The CU Board of Regents said the censure stemmed not from the content of her critique, but from her conflict of interest as both a regent and the owner of a cannabis dispensary.

“I wasn’t just censured, I was sanctioned,” James noted, maintaining she did nothing wrong. While she’s allowed to go to regents’ meetings and vote, she was removed from committees and is not allowed to participate in university events that regents usually attend for the rest of her term, which is up in 2029.

James was accused of improperly urging the governor to cut funding for the public health campaign.

However, she said that she didn’t even see the images until months after Polis first proposed zeroing out funding as part of a larger package of cost saving measures.

The day James was censured, the governor’s office said Polis had no recollection of speaking to her about the 2025-2026 budget submission, but that he was made aware of the “deeply insensitive images” and didn’t support the funding. The office added that, given the “difficult budget environment,” the governor and his budget team made the decision for additional cuts. 

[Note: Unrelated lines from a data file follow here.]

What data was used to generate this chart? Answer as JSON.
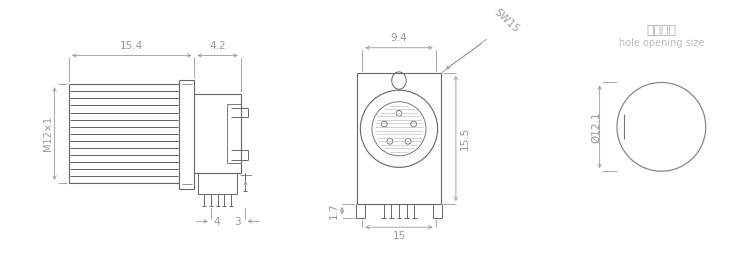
{
  "bg_color": "#ffffff",
  "line_color": "#666666",
  "dim_color": "#999999",
  "text_color": "#999999",
  "title_zh": "开孔尺寸",
  "title_en": "hole opening size",
  "dim_154": "15.4",
  "dim_42": "4.2",
  "dim_94": "9.4",
  "dim_sw15": "SW15",
  "dim_155": "15.5",
  "dim_15": "15",
  "dim_17": "1.7",
  "dim_4": "4",
  "dim_3": "3",
  "dim_m12": "M12×1",
  "dim_dia121": "Ø12.1",
  "figsize": [
    7.42,
    2.71
  ],
  "dpi": 100
}
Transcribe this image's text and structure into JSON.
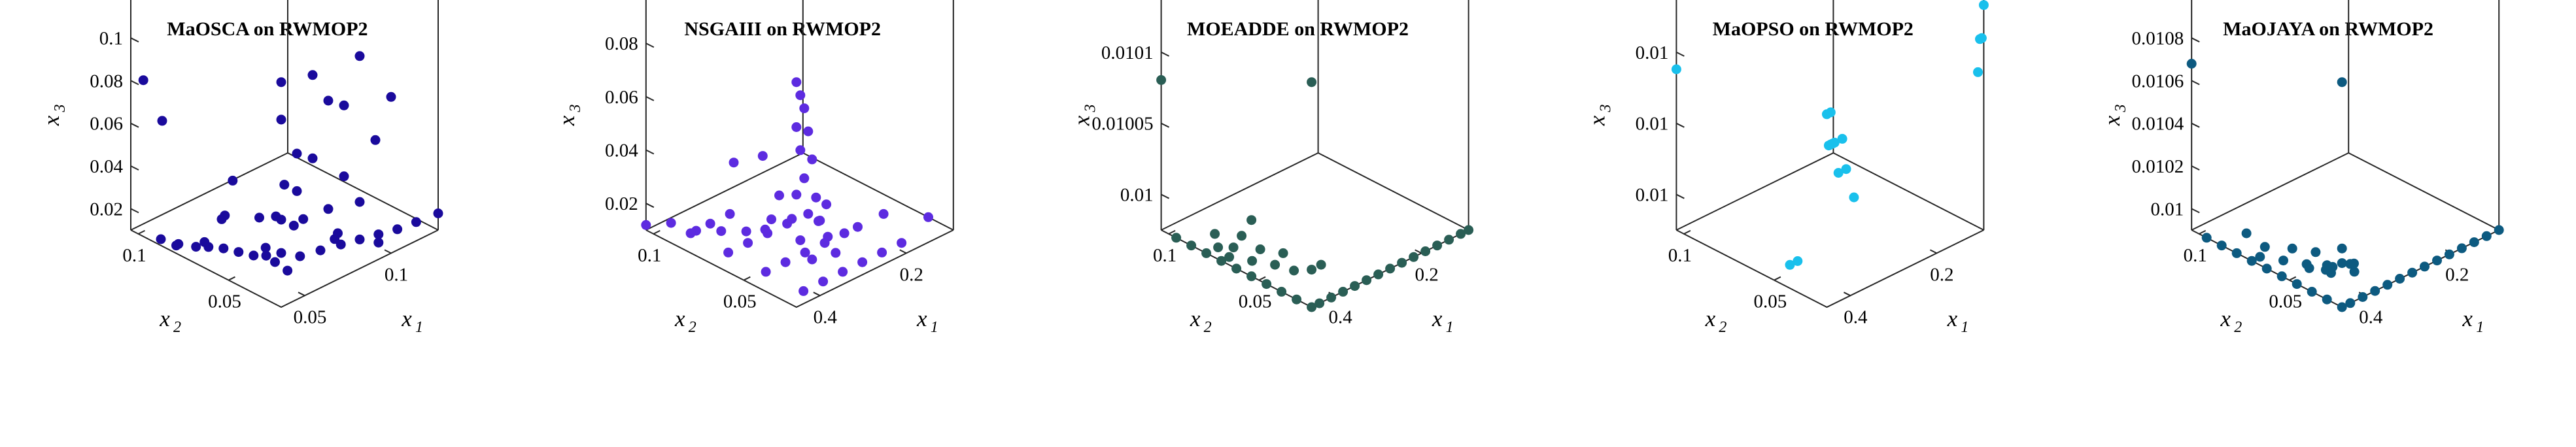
{
  "chart_data": [
    {
      "type": "scatter",
      "title": "MaOSCA on RWMOP2",
      "color": "#1a0a9c",
      "xlabel": "x",
      "xlabel_sub": "1",
      "ylabel": "x",
      "ylabel_sub": "2",
      "zlabel": "x",
      "zlabel_sub": "3",
      "x_ticks": [
        "0.05",
        "0.1"
      ],
      "y_ticks": [
        "0.05",
        "0.1"
      ],
      "z_ticks": [
        "0.02",
        "0.04",
        "0.06",
        "0.08",
        "0.1"
      ],
      "points": [
        [
          0.0,
          0.0,
          0.118
        ],
        [
          0.02,
          0.0,
          0.114
        ],
        [
          0.05,
          0.0,
          0.112
        ],
        [
          0.0,
          0.0,
          0.1
        ],
        [
          0.03,
          0.0,
          0.098
        ],
        [
          0.04,
          0.0,
          0.092
        ],
        [
          0.07,
          0.0,
          0.085
        ],
        [
          0.01,
          0.0,
          0.08
        ],
        [
          0.02,
          0.0,
          0.074
        ],
        [
          0.06,
          0.0,
          0.068
        ],
        [
          0.01,
          0.0,
          0.062
        ],
        [
          0.04,
          0.0,
          0.058
        ],
        [
          0.0,
          0.0,
          0.052
        ],
        [
          0.03,
          0.0,
          0.046
        ],
        [
          0.05,
          0.0,
          0.042
        ],
        [
          0.0,
          0.0,
          0.036
        ],
        [
          0.0,
          0.012,
          0.031
        ],
        [
          0.0,
          0.022,
          0.028
        ],
        [
          0.0,
          0.034,
          0.026
        ],
        [
          0.0,
          0.046,
          0.024
        ],
        [
          0.0,
          0.058,
          0.021
        ],
        [
          0.0,
          0.068,
          0.018
        ],
        [
          0.0,
          0.082,
          0.015
        ],
        [
          0.0,
          0.096,
          0.013
        ],
        [
          0.012,
          0.0,
          0.03
        ],
        [
          0.025,
          0.0,
          0.028
        ],
        [
          0.038,
          0.0,
          0.026
        ],
        [
          0.05,
          0.0,
          0.024
        ],
        [
          0.062,
          0.0,
          0.022
        ],
        [
          0.074,
          0.0,
          0.02
        ],
        [
          0.086,
          0.0,
          0.019
        ],
        [
          0.1,
          0.0,
          0.018
        ],
        [
          0.012,
          0.01,
          0.02
        ],
        [
          0.02,
          0.03,
          0.015
        ],
        [
          0.03,
          0.05,
          0.012
        ],
        [
          0.01,
          0.06,
          0.03
        ],
        [
          0.05,
          0.02,
          0.018
        ],
        [
          0.04,
          0.04,
          0.022
        ],
        [
          0.015,
          0.08,
          0.011
        ],
        [
          0.005,
          0.09,
          0.01
        ],
        [
          0.07,
          0.01,
          0.012
        ],
        [
          0.02,
          0.07,
          0.025
        ],
        [
          0.0,
          0.11,
          0.085
        ],
        [
          0.02,
          0.12,
          0.055
        ],
        [
          0.01,
          0.03,
          0.04
        ],
        [
          0.03,
          0.02,
          0.035
        ],
        [
          0.005,
          0.045,
          0.055
        ],
        [
          0.06,
          0.03,
          0.014
        ],
        [
          0.003,
          0.008,
          0.05
        ],
        [
          0.006,
          0.005,
          0.065
        ]
      ]
    },
    {
      "type": "scatter",
      "title": "NSGAIII on RWMOP2",
      "color": "#5d2be0",
      "xlabel": "x",
      "xlabel_sub": "1",
      "ylabel": "x",
      "ylabel_sub": "2",
      "zlabel": "x",
      "zlabel_sub": "3",
      "x_ticks": [
        "0.4",
        "0.2"
      ],
      "y_ticks": [
        "0.05",
        "0.1"
      ],
      "z_ticks": [
        "0.02",
        "0.04",
        "0.06",
        "0.08"
      ],
      "points": [
        [
          0.0,
          0.0,
          0.1
        ],
        [
          0.01,
          0.0,
          0.094
        ],
        [
          0.02,
          0.0,
          0.088
        ],
        [
          0.0,
          0.0,
          0.082
        ],
        [
          0.03,
          0.0,
          0.078
        ],
        [
          0.01,
          0.0,
          0.072
        ],
        [
          0.04,
          0.0,
          0.066
        ],
        [
          0.02,
          0.0,
          0.06
        ],
        [
          0.0,
          0.0,
          0.055
        ],
        [
          0.05,
          0.0,
          0.05
        ],
        [
          0.03,
          0.0,
          0.045
        ],
        [
          0.06,
          0.0,
          0.04
        ],
        [
          0.01,
          0.0,
          0.036
        ],
        [
          0.08,
          0.0,
          0.032
        ],
        [
          0.04,
          0.0,
          0.026
        ],
        [
          0.1,
          0.0,
          0.024
        ],
        [
          0.0,
          0.02,
          0.04
        ],
        [
          0.0,
          0.04,
          0.03
        ],
        [
          0.0,
          0.06,
          0.025
        ],
        [
          0.0,
          0.08,
          0.02
        ],
        [
          0.0,
          0.1,
          0.018
        ],
        [
          0.0,
          0.12,
          0.012
        ],
        [
          0.05,
          0.01,
          0.01
        ],
        [
          0.1,
          0.01,
          0.01
        ],
        [
          0.15,
          0.01,
          0.01
        ],
        [
          0.2,
          0.01,
          0.01
        ],
        [
          0.25,
          0.01,
          0.01
        ],
        [
          0.05,
          0.04,
          0.01
        ],
        [
          0.1,
          0.04,
          0.01
        ],
        [
          0.15,
          0.04,
          0.01
        ],
        [
          0.2,
          0.04,
          0.01
        ],
        [
          0.25,
          0.04,
          0.01
        ],
        [
          0.05,
          0.07,
          0.01
        ],
        [
          0.1,
          0.07,
          0.01
        ],
        [
          0.15,
          0.07,
          0.01
        ],
        [
          0.2,
          0.07,
          0.01
        ],
        [
          0.05,
          0.1,
          0.01
        ],
        [
          0.1,
          0.1,
          0.01
        ],
        [
          0.15,
          0.1,
          0.01
        ],
        [
          0.3,
          0.01,
          0.01
        ],
        [
          0.35,
          0.04,
          0.01
        ],
        [
          0.3,
          0.07,
          0.01
        ],
        [
          0.4,
          0.02,
          0.01
        ],
        [
          0.0,
          0.05,
          0.055
        ],
        [
          0.02,
          0.02,
          0.048
        ],
        [
          0.01,
          0.03,
          0.062
        ],
        [
          0.12,
          0.02,
          0.03
        ],
        [
          0.08,
          0.05,
          0.022
        ],
        [
          0.18,
          0.06,
          0.016
        ],
        [
          0.22,
          0.02,
          0.02
        ]
      ]
    },
    {
      "type": "scatter",
      "title": "MOEADDE on RWMOP2",
      "color": "#2a5e55",
      "xlabel": "x",
      "xlabel_sub": "1",
      "ylabel": "x",
      "ylabel_sub": "2",
      "zlabel": "x",
      "zlabel_sub": "3",
      "x_ticks": [
        "0.4",
        "0.2"
      ],
      "y_ticks": [
        "0.05",
        "0.1"
      ],
      "z_ticks": [
        "0.01",
        "0.01005",
        "0.0101"
      ],
      "points": [
        [
          0.0,
          0.0,
          0.01012
        ],
        [
          0.0,
          0.1,
          0.01008
        ],
        [
          0.0,
          0.0,
          0.01002
        ],
        [
          0.0,
          0.04,
          0.01003
        ],
        [
          0.0,
          0.0,
          0.01
        ],
        [
          0.02,
          0.0,
          0.01
        ],
        [
          0.05,
          0.0,
          0.01
        ],
        [
          0.08,
          0.0,
          0.01
        ],
        [
          0.11,
          0.0,
          0.01
        ],
        [
          0.14,
          0.0,
          0.01
        ],
        [
          0.17,
          0.0,
          0.01
        ],
        [
          0.2,
          0.0,
          0.01
        ],
        [
          0.23,
          0.0,
          0.01
        ],
        [
          0.26,
          0.0,
          0.01
        ],
        [
          0.29,
          0.0,
          0.01
        ],
        [
          0.32,
          0.0,
          0.01
        ],
        [
          0.35,
          0.0,
          0.01
        ],
        [
          0.38,
          0.0,
          0.01
        ],
        [
          0.4,
          0.0,
          0.01
        ],
        [
          0.0,
          0.01,
          0.01
        ],
        [
          0.0,
          0.02,
          0.01
        ],
        [
          0.0,
          0.03,
          0.01
        ],
        [
          0.0,
          0.04,
          0.01
        ],
        [
          0.0,
          0.05,
          0.01
        ],
        [
          0.0,
          0.06,
          0.01
        ],
        [
          0.0,
          0.07,
          0.01
        ],
        [
          0.0,
          0.08,
          0.01
        ],
        [
          0.0,
          0.09,
          0.01
        ],
        [
          0.02,
          0.06,
          0.01
        ],
        [
          0.04,
          0.05,
          0.01
        ],
        [
          0.06,
          0.04,
          0.01
        ],
        [
          0.03,
          0.07,
          0.01
        ],
        [
          0.05,
          0.065,
          0.01
        ],
        [
          0.08,
          0.055,
          0.01
        ],
        [
          0.1,
          0.045,
          0.01
        ],
        [
          0.07,
          0.03,
          0.01
        ],
        [
          0.12,
          0.025,
          0.01
        ],
        [
          0.06,
          0.08,
          0.01
        ],
        [
          0.09,
          0.07,
          0.01
        ]
      ]
    },
    {
      "type": "scatter",
      "title": "MaOPSO on RWMOP2",
      "color": "#19c0ec",
      "xlabel": "x",
      "xlabel_sub": "1",
      "ylabel": "x",
      "ylabel_sub": "2",
      "zlabel": "x",
      "zlabel_sub": "3",
      "x_ticks": [
        "0.4",
        "0.2"
      ],
      "y_ticks": [
        "0.05",
        "0.1"
      ],
      "z_ticks": [
        "0.01",
        "0.01",
        "0.01"
      ],
      "points": [
        [
          0.0,
          0.0,
          0.01008
        ],
        [
          0.005,
          0.0,
          0.01007
        ],
        [
          0.01,
          0.0,
          0.01007
        ],
        [
          0.02,
          0.0,
          0.01007
        ],
        [
          0.03,
          0.0,
          0.01006
        ],
        [
          0.04,
          0.0,
          0.01007
        ],
        [
          0.05,
          0.0,
          0.01006
        ],
        [
          0.07,
          0.0,
          0.01005
        ],
        [
          0.01,
          0.0,
          0.01008
        ],
        [
          0.015,
          0.0,
          0.01007
        ],
        [
          0.4,
          0.0,
          0.01008
        ],
        [
          0.395,
          0.0,
          0.01008
        ],
        [
          0.405,
          0.0,
          0.01009
        ],
        [
          0.39,
          0.0,
          0.01007
        ],
        [
          0.0,
          0.1,
          0.01007
        ],
        [
          0.06,
          0.04,
          0.01002
        ],
        [
          0.08,
          0.04,
          0.01002
        ]
      ]
    },
    {
      "type": "scatter",
      "title": "MaOJAYA on RWMOP2",
      "color": "#0d5a80",
      "xlabel": "x",
      "xlabel_sub": "1",
      "ylabel": "x",
      "ylabel_sub": "2",
      "zlabel": "x",
      "zlabel_sub": "3",
      "x_ticks": [
        "0.4",
        "0.2"
      ],
      "y_ticks": [
        "0.05",
        "0.1"
      ],
      "z_ticks": [
        "0.01",
        "0.0102",
        "0.0104",
        "0.0106",
        "0.0108"
      ],
      "points": [
        [
          0.0,
          0.0,
          0.01092
        ],
        [
          0.0,
          0.1,
          0.01068
        ],
        [
          0.0,
          0.0,
          0.01024
        ],
        [
          0.0,
          0.0,
          0.01018
        ],
        [
          0.02,
          0.0,
          0.01016
        ],
        [
          0.0,
          0.01,
          0.01014
        ],
        [
          0.03,
          0.0,
          0.01012
        ],
        [
          0.01,
          0.01,
          0.0101
        ],
        [
          0.0,
          0.0,
          0.01
        ],
        [
          0.02,
          0.0,
          0.01
        ],
        [
          0.05,
          0.0,
          0.01
        ],
        [
          0.08,
          0.0,
          0.01
        ],
        [
          0.11,
          0.0,
          0.01
        ],
        [
          0.14,
          0.0,
          0.01
        ],
        [
          0.17,
          0.0,
          0.01
        ],
        [
          0.2,
          0.0,
          0.01
        ],
        [
          0.23,
          0.0,
          0.01
        ],
        [
          0.26,
          0.0,
          0.01
        ],
        [
          0.29,
          0.0,
          0.01
        ],
        [
          0.32,
          0.0,
          0.01
        ],
        [
          0.35,
          0.0,
          0.01
        ],
        [
          0.38,
          0.0,
          0.01
        ],
        [
          0.0,
          0.01,
          0.01
        ],
        [
          0.0,
          0.02,
          0.01
        ],
        [
          0.0,
          0.03,
          0.01
        ],
        [
          0.0,
          0.04,
          0.01
        ],
        [
          0.0,
          0.05,
          0.01
        ],
        [
          0.0,
          0.06,
          0.01
        ],
        [
          0.0,
          0.07,
          0.01
        ],
        [
          0.0,
          0.08,
          0.01
        ],
        [
          0.0,
          0.09,
          0.01
        ],
        [
          0.02,
          0.06,
          0.01
        ],
        [
          0.04,
          0.05,
          0.01
        ],
        [
          0.06,
          0.04,
          0.01
        ],
        [
          0.05,
          0.065,
          0.01
        ],
        [
          0.08,
          0.055,
          0.01
        ],
        [
          0.1,
          0.045,
          0.01
        ],
        [
          0.07,
          0.03,
          0.01
        ],
        [
          0.06,
          0.08,
          0.01
        ],
        [
          0.12,
          0.025,
          0.01
        ],
        [
          0.03,
          0.03,
          0.01004
        ],
        [
          0.05,
          0.02,
          0.01006
        ]
      ]
    }
  ]
}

“To be quite frank with you, I was told by the former general counsel that the Regents were just upset because I kept speaking about the fact that the University of Colorado was not upholding its responsibility to communities of color, and they got tired of me bringing that up,” James said.

Still, if she wins the election, James said she will “remove myself entirely from the cannabis business” and give up her ownership role in Simply Pure, the dispensary and delivery business she and her husband founded in Denver’s Highlands neighborhood.

Despite the pain of the censure, James said that in some ways the Board of Regents “handed me a gift by keeping my name in the newspapers all summer long.”

And she said it brought her support from other Democrats and her community.

“Every Black elected official has signed off on letters to the regents saying that this is ridiculous. Morgan Carroll, the past chair of the party and the past Senate president, wrote letters and op-eds,” she said. “I mean, the amount of support that I have from the Democrats in Colorado is over the top.”

But as someone who has worked on campaigns in the past, James also knows not all publicity is good publicity, and that negative name recognition is something politicians have to be wary of. 

Still, she thinks voters will give her a chance despite the censure. She noted that she was elected by people in the 1st District — more than 211,000 people voted for her for regent in 2022. But in that same election, almost 227,000 also voted to send DeGette back to Congress.

Editor’s Note: This story has been updated with a statement from the DeGette campaign.